Sometimes he refused the housing options he was offered. Sometimes he got kicked out of places for bad behavior. Shinstock, who lives in Roseville and works on disability issues for the state of California, begged mental health officials to place him under conservatorship—essentially, depriving him of his personal liberty because he was so sick that he couldn’t provide for his most basic personal needs of food, clothing and shelter.
But county officials told her, she said, that under state law, her son could not be conserved; because he chose to live on the streets, he did not fit the criteria for “gravely disabled.”
“I was devastated,” she said. “I cried for days.”
So Shinstock—along with her husband Joe, a policy consultant who works for Republican leadership in the Assembly—set out to change state law. Their uphill battle illustrates the complex philosophical, legal and ethical questions that surround conservatorship in California.
What responsibility does government have to protect people with serious mental illnesses who refuse treatment? How should it balance the right to liberty with the need for care?
At the heart of the long effort to answer these questions is a law signed in 1967 by then-Gov. Ronald Reagan. Aimed at safeguarding the civil rights of one of society’s most vulnerable populations, the Lanterman-Petris-Short Act put an end to the inappropriate and often indefinite institutionalization of people with mental illnesses and developmental disabilities.
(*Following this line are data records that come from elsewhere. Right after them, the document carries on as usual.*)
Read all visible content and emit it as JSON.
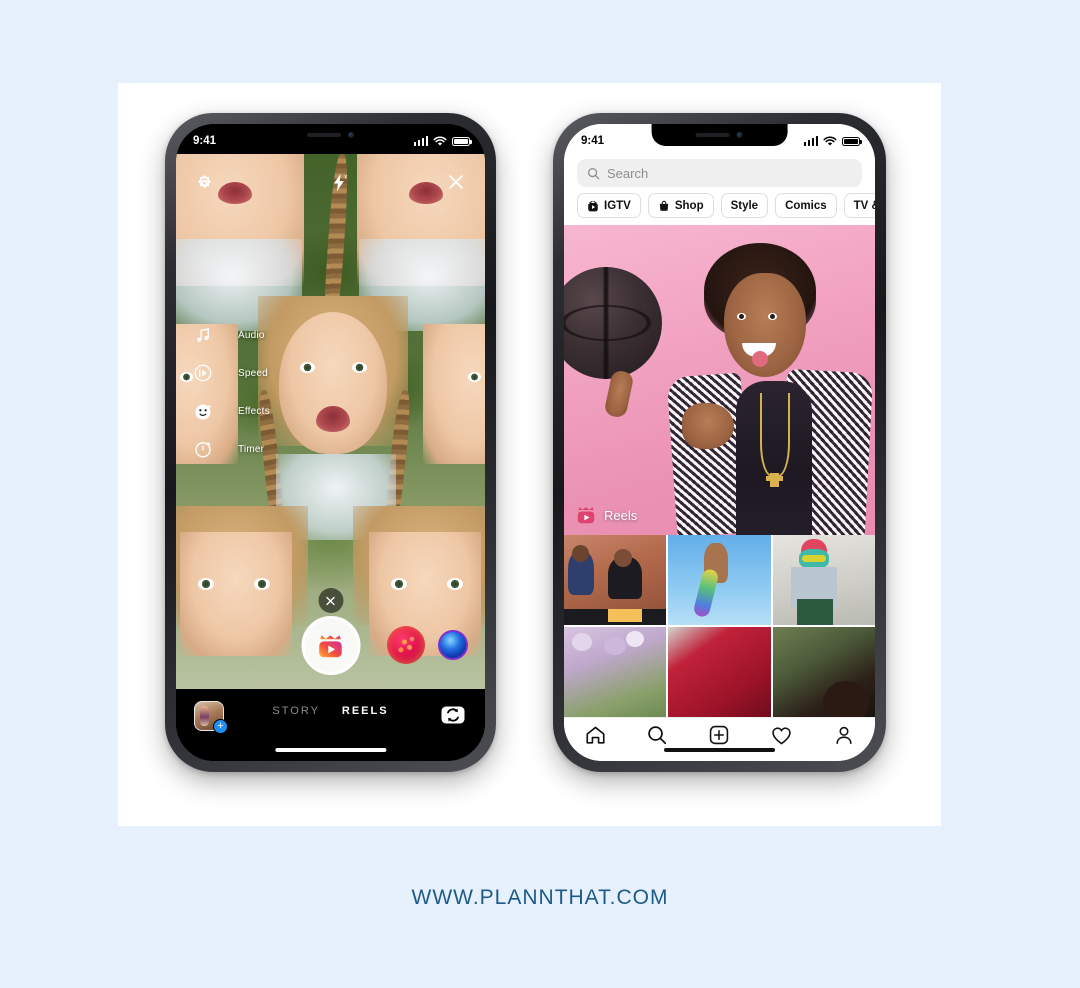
{
  "page": {
    "background_color": "#e7f1fd",
    "card_background": "#ffffff",
    "footer_url": "WWW.PLANNTHAT.COM",
    "footer_color": "#1d5b88"
  },
  "left_phone": {
    "name": "instagram-reels-camera",
    "status_bar": {
      "time": "9:41",
      "signal": "signal-bars-icon",
      "wifi": "wifi-icon",
      "battery": "battery-icon"
    },
    "top_controls": [
      {
        "name": "settings-gear-icon",
        "label": "Settings"
      },
      {
        "name": "flash-off-icon",
        "label": "Flash off"
      },
      {
        "name": "close-icon",
        "label": "Close"
      }
    ],
    "tools": [
      {
        "icon": "audio-icon",
        "label": "Audio"
      },
      {
        "icon": "speed-icon",
        "label": "Speed"
      },
      {
        "icon": "effects-icon",
        "label": "Effects"
      },
      {
        "icon": "timer-icon",
        "label": "Timer"
      }
    ],
    "cancel_button": {
      "name": "cancel-icon",
      "label": "Cancel"
    },
    "shutter": {
      "name": "reels-shutter-button",
      "label": "Record"
    },
    "effects_carousel": [
      {
        "name": "effect-bubble-sparkle",
        "color": "#e2124f"
      },
      {
        "name": "effect-bubble-blue",
        "color": "#1f6de0"
      }
    ],
    "bottom_bar": {
      "gallery_thumb": "gallery-thumbnail",
      "gallery_badge": "+",
      "modes": [
        {
          "label": "STORY",
          "active": false
        },
        {
          "label": "REELS",
          "active": true
        }
      ],
      "flip_camera": "flip-camera-icon"
    }
  },
  "right_phone": {
    "name": "instagram-explore",
    "status_bar": {
      "time": "9:41",
      "signal": "signal-bars-icon",
      "wifi": "wifi-icon",
      "battery": "battery-icon"
    },
    "search": {
      "placeholder": "Search",
      "icon": "search-icon"
    },
    "chips": [
      {
        "label": "IGTV",
        "icon": "igtv-icon"
      },
      {
        "label": "Shop",
        "icon": "shop-bag-icon"
      },
      {
        "label": "Style",
        "icon": ""
      },
      {
        "label": "Comics",
        "icon": ""
      },
      {
        "label": "TV & Movies",
        "icon": ""
      }
    ],
    "hero": {
      "name": "reels-featured-post",
      "badge_label": "Reels",
      "badge_icon": "reels-clapperboard-icon",
      "background_color": "#eb93b4"
    },
    "grid": [
      {
        "name": "grid-cell-craft-couple",
        "c1": "#b35c3b",
        "c2": "#2b3d6b"
      },
      {
        "name": "grid-cell-beaded-hand",
        "c1": "#5aa6e8",
        "c2": "#8fc9f2"
      },
      {
        "name": "grid-cell-street-style",
        "c1": "#cfd6d8",
        "c2": "#4b6b4a"
      },
      {
        "name": "grid-cell-floral",
        "c1": "#c9b3d6",
        "c2": "#6d8a59"
      },
      {
        "name": "grid-cell-red-fabric",
        "c1": "#c0223a",
        "c2": "#7d1225"
      },
      {
        "name": "grid-cell-portrait-dark",
        "c1": "#3a2a22",
        "c2": "#5f6b4a"
      }
    ],
    "nav_items": [
      {
        "name": "nav-home-icon",
        "label": "Home"
      },
      {
        "name": "nav-search-icon",
        "label": "Search"
      },
      {
        "name": "nav-add-icon",
        "label": "Add"
      },
      {
        "name": "nav-activity-icon",
        "label": "Activity"
      },
      {
        "name": "nav-profile-icon",
        "label": "Profile"
      }
    ]
  }
}
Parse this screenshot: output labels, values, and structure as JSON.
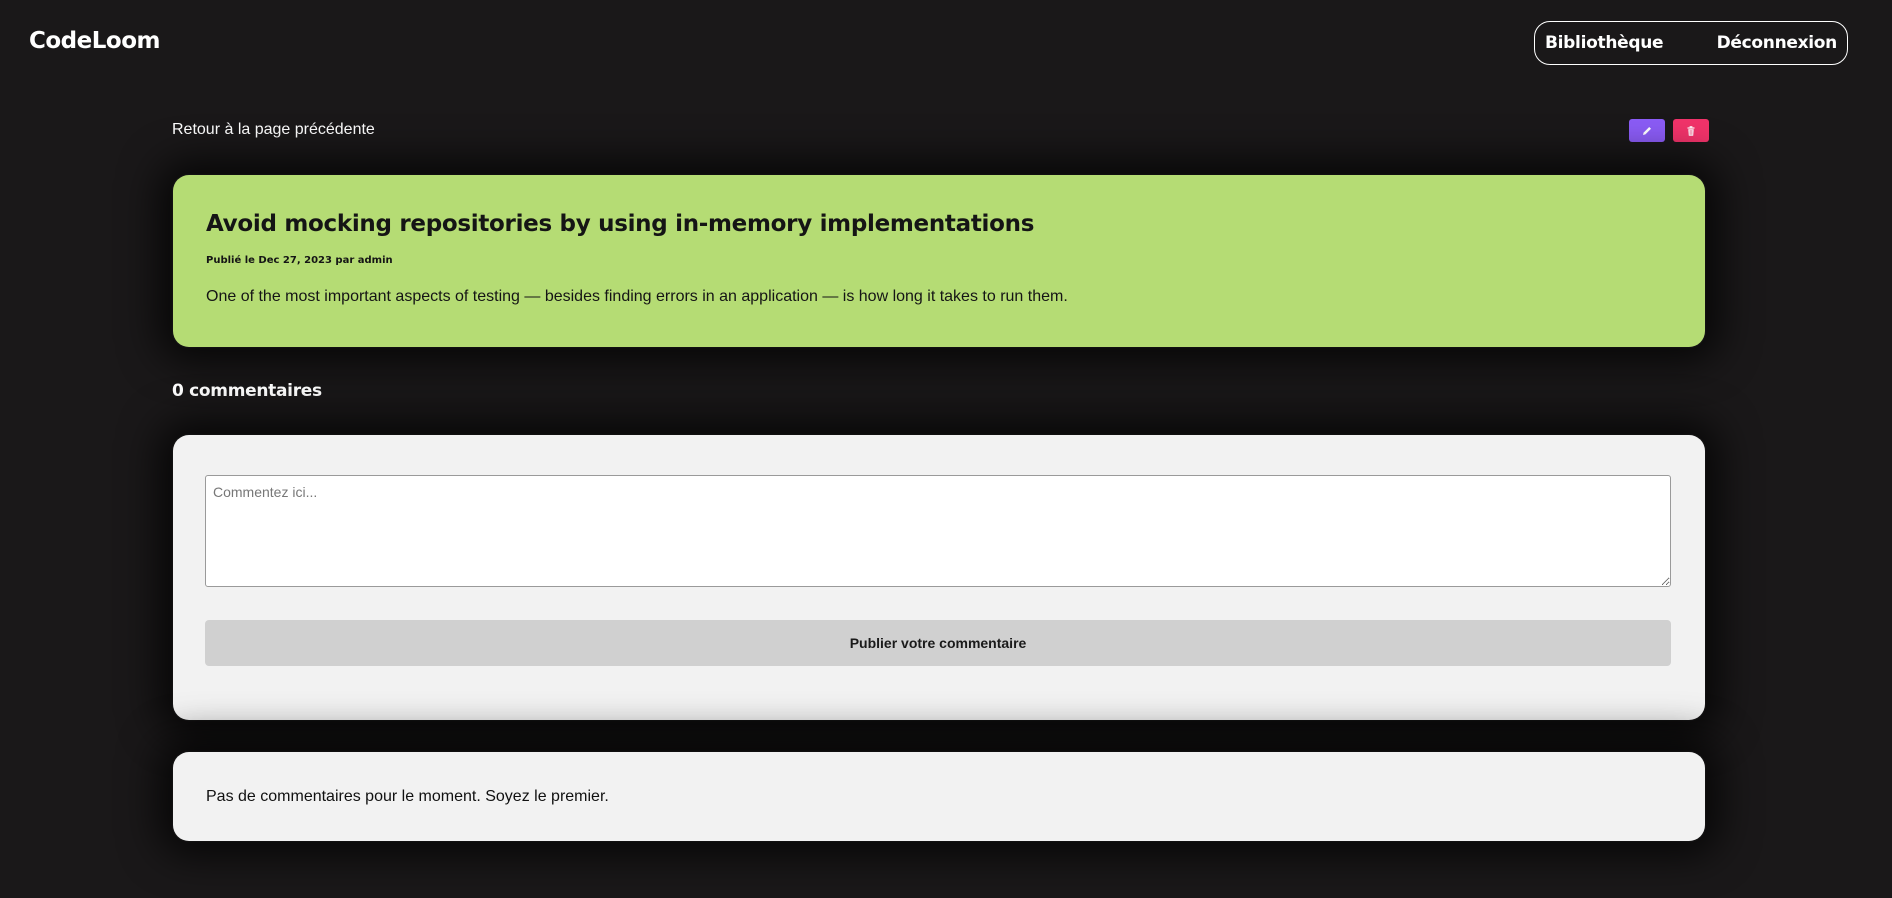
{
  "header": {
    "logo": "CodeLoom",
    "nav": {
      "library_label": "Bibliothèque",
      "logout_label": "Déconnexion"
    }
  },
  "toolbar": {
    "back_label": "Retour à la page précédente",
    "edit_icon": "pencil-icon",
    "delete_icon": "trash-icon",
    "edit_color": "#8b5cf6",
    "delete_color": "#f1336a"
  },
  "post": {
    "title": "Avoid mocking repositories by using in-memory implementations",
    "meta": "Publié le Dec 27, 2023 par admin",
    "excerpt": "One of the most important aspects of testing — besides finding errors in an application — is how long it takes to run them.",
    "card_color": "#b5dc74"
  },
  "comments": {
    "count_label": "0 commentaires",
    "placeholder": "Commentez ici...",
    "submit_label": "Publier votre commentaire",
    "empty_message": "Pas de commentaires pour le moment. Soyez le premier."
  }
}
It also provided them with legal protections, such as the now-familiar rules in California limiting involuntary holds on people deemed a danger to themselves or others to 72 hours, better known as a 5150 hold.
Those who want to change the law, like Shinstock, believe Lanterman-Petris-Short’s protections too often prevent very sick people from accessing the help they need. Others say people who suffer from mental illness need better care and support from society, not intrusions on their civil liberties. If the state wants to help those with serious mental health issues, they say, it should address the housing crisis and the under-resourced community mental health systems.
It’s an argument that has repeatedly stymied bills to force seriously mentally ill people to get care. This year, several were proposed. At the moment, only one—Senate Bill 1045—is left.